Жанр этого произведения не поддается однозначному определению. Можно считать это (наряду с упомянутыми фрагментами и некоторыми опубликованными и неопубликованными статьями, такими как «Поэзия и революция», «На весах поэзии», «Русская бездна», «Пути России») публицистическим циклом, но это в то же время и лирический цикл. Можно считать «Россию распятую» просто лекцией, однако такое определение не передает своеобразия жанра этого произведения.
Мы здесь имеем дело со стихопрозой, возникшей как автокомментарий к стихам. Но в процессе работы комментарии получили самостоятельное значение, и в результате скорее стихи (оставаясь самостоятельными и самодостаточными частями книги «Неопалимая купина») иллюстрируют своеобразную историософскую концепцию автора. Иллюстративный характер стихов подчеркнут тем, что они просто обозначаются в соответствующих местах текста. При отдельной публикации этого текста, несомненно, они должны воспроизводиться полностью. Можно согласиться с Опариным, что в процессе конструирования историософии возникают новые жанры246. «Россия распятая» – это произведение особого жанра, наиболее полно представившее поэтическую историософию Волошина и содержащее его историософскую поэзию 1917–1920 гг.
В случае с Блоком и Волошиным мы имеем очень удобную «пару»: принадлежа к символистам и имея общие корни миропонимания, общий язык, будучи авторами как лирических стихотворений и поэм, так и критико-публицистических работ, они, тем не менее, различны в типе творчества. И тот и другой пытаются напряженно понять историю, смысл революции и судьбу России. Но если один движется в этом понимании как бы вслепую, вслушиваясь в «музыку революции», и заранее не знает результата247, то другой движется вполне сознательно, зряче, облекая в поэтические образы, как правило, уже готовые, сложившиеся у него историософские концепции, и потому берется предсказывать (и порой весьма удачно) будущее.
В первом случае мы имеем дело именно с поэтической историософией, когда историософская концепция может быть извлечена лишь в результате анализа текста и сопоставления различных источников, эта концепция будет интерпретацией поэзии. Во втором – наоборот, поэзия поможет нам лучше уяснить смысл той историософской концепции, которая заранее известна по публицистическим статьям, но положения которой лучше формулируются все же в стихах, поскольку автор – поэт par exellence.
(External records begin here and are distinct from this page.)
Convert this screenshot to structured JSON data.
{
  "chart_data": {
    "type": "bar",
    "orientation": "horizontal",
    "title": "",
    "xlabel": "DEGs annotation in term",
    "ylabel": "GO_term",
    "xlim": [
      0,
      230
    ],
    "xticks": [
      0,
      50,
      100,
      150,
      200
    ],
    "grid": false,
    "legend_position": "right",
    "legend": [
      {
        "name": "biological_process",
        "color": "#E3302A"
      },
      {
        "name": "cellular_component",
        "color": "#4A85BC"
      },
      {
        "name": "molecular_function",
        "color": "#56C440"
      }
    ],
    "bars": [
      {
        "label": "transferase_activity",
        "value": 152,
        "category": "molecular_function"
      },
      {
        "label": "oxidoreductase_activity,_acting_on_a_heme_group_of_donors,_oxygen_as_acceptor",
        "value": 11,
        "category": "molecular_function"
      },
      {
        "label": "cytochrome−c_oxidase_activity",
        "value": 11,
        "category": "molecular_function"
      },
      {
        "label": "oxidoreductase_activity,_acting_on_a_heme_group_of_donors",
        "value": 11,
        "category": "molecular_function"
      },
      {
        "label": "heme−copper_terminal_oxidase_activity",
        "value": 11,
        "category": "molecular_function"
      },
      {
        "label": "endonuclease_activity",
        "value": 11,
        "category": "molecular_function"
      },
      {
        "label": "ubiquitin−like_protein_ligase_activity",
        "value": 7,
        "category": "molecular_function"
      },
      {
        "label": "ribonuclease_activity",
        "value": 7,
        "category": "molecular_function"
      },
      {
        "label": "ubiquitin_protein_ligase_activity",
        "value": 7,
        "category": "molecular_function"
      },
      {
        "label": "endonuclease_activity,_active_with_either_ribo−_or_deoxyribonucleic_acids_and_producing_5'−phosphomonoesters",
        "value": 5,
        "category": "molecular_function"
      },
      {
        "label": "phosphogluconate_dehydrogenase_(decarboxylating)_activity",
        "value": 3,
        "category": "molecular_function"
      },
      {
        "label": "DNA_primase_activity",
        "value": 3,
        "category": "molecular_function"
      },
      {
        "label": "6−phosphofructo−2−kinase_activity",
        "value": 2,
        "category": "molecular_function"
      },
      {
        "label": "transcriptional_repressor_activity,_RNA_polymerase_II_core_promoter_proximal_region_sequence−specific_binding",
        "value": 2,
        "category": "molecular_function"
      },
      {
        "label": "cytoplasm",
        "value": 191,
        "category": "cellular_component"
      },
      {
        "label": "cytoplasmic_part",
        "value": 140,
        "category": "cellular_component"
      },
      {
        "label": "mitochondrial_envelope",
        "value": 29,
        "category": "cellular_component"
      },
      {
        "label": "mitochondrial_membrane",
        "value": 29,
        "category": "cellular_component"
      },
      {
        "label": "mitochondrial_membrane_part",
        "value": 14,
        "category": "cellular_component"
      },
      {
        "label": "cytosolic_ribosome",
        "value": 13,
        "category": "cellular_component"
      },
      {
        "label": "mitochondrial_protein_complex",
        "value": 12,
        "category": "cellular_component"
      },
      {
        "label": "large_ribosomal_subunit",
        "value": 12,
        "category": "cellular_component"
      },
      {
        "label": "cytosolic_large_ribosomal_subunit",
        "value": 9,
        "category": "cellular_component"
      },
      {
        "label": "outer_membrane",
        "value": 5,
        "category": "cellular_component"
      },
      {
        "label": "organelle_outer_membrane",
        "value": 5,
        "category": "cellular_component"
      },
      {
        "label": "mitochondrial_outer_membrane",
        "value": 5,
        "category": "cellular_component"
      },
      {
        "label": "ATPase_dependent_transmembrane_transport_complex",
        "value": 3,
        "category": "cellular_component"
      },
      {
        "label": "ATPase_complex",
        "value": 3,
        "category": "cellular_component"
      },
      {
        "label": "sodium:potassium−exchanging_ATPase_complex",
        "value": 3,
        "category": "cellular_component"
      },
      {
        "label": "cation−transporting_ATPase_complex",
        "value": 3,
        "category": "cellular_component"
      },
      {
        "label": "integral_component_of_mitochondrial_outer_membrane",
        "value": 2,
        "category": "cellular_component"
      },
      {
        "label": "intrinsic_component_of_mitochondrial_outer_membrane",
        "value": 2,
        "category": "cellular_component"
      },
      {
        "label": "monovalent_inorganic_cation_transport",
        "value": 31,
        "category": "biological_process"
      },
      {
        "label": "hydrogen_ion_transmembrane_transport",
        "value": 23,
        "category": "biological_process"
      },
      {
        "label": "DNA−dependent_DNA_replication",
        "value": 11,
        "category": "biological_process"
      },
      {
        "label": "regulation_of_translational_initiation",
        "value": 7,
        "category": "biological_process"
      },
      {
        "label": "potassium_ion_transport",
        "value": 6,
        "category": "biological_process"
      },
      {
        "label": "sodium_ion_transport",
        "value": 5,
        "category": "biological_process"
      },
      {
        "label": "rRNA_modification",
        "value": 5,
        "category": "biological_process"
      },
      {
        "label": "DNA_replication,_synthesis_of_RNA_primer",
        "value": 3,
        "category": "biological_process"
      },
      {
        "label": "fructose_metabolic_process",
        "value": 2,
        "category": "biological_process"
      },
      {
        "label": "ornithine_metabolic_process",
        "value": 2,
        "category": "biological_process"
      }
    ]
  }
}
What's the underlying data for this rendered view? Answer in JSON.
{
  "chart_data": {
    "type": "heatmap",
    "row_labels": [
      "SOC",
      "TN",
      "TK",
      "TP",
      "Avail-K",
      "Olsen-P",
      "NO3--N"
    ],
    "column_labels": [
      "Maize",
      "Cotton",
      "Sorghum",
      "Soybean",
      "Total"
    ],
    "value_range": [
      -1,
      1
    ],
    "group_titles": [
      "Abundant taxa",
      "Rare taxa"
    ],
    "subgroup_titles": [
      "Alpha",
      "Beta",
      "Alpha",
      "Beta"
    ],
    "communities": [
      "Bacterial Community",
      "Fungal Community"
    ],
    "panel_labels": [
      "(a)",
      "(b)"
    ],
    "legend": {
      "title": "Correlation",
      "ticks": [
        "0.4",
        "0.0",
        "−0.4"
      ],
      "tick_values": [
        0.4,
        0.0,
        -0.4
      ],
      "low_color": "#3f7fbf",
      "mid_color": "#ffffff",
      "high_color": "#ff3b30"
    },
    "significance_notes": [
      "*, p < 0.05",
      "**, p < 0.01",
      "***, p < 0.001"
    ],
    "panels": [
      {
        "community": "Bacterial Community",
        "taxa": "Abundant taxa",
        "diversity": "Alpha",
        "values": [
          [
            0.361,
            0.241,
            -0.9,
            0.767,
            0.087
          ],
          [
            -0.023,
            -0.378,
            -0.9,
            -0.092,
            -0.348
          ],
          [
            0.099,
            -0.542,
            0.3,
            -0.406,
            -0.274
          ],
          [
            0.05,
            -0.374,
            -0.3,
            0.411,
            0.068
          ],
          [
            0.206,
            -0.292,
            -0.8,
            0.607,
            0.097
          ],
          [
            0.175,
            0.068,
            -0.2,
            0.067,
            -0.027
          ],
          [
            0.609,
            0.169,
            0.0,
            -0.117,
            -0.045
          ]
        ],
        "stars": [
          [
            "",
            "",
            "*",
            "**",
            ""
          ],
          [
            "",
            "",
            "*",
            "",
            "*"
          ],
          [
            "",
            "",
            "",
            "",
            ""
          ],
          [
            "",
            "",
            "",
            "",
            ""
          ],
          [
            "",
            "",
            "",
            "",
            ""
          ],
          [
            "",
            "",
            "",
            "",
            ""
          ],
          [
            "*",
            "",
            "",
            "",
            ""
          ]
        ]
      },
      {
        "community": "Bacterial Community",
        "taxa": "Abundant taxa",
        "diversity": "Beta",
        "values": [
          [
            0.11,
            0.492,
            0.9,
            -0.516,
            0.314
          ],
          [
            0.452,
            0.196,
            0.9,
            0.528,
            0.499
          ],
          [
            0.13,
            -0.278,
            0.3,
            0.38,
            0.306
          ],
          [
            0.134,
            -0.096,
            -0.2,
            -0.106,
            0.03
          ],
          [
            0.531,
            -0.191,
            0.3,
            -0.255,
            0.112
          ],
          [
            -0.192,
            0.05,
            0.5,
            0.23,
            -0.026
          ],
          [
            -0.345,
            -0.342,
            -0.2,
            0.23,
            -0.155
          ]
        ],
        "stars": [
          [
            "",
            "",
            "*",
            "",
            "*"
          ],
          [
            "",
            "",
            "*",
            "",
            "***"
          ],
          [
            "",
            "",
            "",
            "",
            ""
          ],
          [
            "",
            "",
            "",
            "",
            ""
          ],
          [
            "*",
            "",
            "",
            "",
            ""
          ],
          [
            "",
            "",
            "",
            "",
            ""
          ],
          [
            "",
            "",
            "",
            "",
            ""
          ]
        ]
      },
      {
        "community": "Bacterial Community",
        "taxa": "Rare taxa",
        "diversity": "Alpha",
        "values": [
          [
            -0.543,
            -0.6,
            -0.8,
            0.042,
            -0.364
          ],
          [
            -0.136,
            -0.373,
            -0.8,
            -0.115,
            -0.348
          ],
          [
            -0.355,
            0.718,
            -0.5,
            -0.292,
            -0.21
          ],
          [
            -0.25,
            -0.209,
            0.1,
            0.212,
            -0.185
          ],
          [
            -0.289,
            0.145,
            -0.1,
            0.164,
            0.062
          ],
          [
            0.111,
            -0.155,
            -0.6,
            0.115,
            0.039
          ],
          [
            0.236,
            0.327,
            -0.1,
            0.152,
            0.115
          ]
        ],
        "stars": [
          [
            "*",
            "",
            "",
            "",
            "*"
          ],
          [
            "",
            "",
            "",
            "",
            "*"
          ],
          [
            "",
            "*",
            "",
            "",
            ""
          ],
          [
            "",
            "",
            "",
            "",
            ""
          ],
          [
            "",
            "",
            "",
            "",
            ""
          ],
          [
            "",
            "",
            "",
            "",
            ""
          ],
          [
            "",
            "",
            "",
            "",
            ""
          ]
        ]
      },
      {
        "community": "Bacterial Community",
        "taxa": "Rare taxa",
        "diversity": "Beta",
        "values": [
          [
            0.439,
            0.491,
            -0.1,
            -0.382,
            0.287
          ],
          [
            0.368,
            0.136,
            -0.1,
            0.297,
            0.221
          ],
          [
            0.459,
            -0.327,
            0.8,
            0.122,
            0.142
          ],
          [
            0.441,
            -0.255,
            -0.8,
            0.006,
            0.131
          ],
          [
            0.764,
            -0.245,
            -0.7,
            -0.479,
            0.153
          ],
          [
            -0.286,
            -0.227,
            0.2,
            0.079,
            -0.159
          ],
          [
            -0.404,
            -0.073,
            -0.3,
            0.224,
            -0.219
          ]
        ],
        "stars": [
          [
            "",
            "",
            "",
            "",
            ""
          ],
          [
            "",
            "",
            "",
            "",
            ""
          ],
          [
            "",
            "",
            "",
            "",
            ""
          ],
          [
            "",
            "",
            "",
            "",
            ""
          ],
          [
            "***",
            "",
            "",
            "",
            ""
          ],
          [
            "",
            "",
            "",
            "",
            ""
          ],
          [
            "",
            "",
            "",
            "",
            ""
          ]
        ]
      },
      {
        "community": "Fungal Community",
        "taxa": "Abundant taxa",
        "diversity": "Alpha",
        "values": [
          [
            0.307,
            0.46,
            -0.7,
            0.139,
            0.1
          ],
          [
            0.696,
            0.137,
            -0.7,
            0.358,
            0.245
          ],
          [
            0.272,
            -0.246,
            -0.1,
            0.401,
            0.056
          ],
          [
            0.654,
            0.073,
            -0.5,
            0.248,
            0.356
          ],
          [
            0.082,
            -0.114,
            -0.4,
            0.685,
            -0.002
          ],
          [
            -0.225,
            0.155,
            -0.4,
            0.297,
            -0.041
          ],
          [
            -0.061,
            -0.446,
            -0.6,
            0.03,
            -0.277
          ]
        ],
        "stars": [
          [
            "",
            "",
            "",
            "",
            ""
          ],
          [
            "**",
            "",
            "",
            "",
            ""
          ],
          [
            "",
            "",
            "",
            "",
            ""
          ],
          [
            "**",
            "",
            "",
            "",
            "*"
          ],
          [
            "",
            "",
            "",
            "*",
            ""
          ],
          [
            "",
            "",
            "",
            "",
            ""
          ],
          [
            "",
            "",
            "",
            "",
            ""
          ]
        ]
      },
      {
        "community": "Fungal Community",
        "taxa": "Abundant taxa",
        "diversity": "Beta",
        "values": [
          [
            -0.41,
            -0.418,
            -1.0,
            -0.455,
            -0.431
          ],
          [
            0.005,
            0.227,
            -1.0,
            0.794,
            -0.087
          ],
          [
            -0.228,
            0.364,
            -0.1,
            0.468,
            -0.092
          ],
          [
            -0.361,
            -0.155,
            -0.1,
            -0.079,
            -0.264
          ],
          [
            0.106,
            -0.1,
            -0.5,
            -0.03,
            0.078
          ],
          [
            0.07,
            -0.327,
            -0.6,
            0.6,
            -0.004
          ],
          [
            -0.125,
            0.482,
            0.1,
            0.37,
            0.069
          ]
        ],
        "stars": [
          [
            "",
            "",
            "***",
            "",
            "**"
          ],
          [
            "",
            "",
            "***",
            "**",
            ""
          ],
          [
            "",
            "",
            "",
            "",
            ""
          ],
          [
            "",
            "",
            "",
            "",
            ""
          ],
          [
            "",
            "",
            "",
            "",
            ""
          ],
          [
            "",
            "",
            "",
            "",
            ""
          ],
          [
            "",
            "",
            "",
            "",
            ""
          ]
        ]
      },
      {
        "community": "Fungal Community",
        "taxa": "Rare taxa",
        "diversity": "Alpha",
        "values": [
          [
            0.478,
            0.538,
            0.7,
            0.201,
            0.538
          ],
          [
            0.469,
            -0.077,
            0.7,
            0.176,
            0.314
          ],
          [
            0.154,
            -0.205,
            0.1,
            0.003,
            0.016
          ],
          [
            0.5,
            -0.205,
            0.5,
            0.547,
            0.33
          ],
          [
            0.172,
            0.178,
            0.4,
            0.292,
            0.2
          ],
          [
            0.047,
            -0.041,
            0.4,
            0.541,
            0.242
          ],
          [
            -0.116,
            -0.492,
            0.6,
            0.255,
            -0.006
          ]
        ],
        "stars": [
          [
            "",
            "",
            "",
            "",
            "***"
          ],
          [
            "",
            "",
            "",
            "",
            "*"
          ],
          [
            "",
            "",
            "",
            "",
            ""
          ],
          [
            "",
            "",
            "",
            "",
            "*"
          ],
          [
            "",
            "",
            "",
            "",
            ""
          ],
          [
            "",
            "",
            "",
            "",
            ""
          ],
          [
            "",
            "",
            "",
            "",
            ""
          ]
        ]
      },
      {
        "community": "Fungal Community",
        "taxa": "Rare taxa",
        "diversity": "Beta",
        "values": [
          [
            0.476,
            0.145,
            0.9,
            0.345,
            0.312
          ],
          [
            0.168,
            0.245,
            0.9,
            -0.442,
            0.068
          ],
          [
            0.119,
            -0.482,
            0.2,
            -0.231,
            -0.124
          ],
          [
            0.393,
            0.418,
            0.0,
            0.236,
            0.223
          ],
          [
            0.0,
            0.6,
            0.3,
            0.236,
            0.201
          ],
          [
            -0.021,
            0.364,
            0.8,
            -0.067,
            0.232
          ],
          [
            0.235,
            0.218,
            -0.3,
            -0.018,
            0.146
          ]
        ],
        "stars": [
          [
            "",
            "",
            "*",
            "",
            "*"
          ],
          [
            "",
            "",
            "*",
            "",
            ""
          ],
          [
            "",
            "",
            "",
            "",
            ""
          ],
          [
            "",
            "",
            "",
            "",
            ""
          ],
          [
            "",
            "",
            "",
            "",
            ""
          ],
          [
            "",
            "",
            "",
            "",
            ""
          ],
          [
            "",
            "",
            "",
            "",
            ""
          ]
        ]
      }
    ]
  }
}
Это – историософская поэзия.
Два этих понятия, которые мы здесь развели, в «России распятой» скрещиваются вместе.
И. А. Есаулов совершенно справедливо указывает на парадоксальный факт: «первой страницей в советской литературе» стала мистическая поэма248. Между тем «Двенадцать» не было первым произведением о революции. Первое о революции написал Илья Эренбург, что отмечает М. Волошин. Ему же принадлежит и точное замечание о том, что февраль 1917 г. не вызвал настоящего поэтического отклика. Но даже с поправкой на очень неравнозначные тексты Есенина 1917 г. знаковым поэтическим текстом для русской революции стала все же поэма «Двенадцать».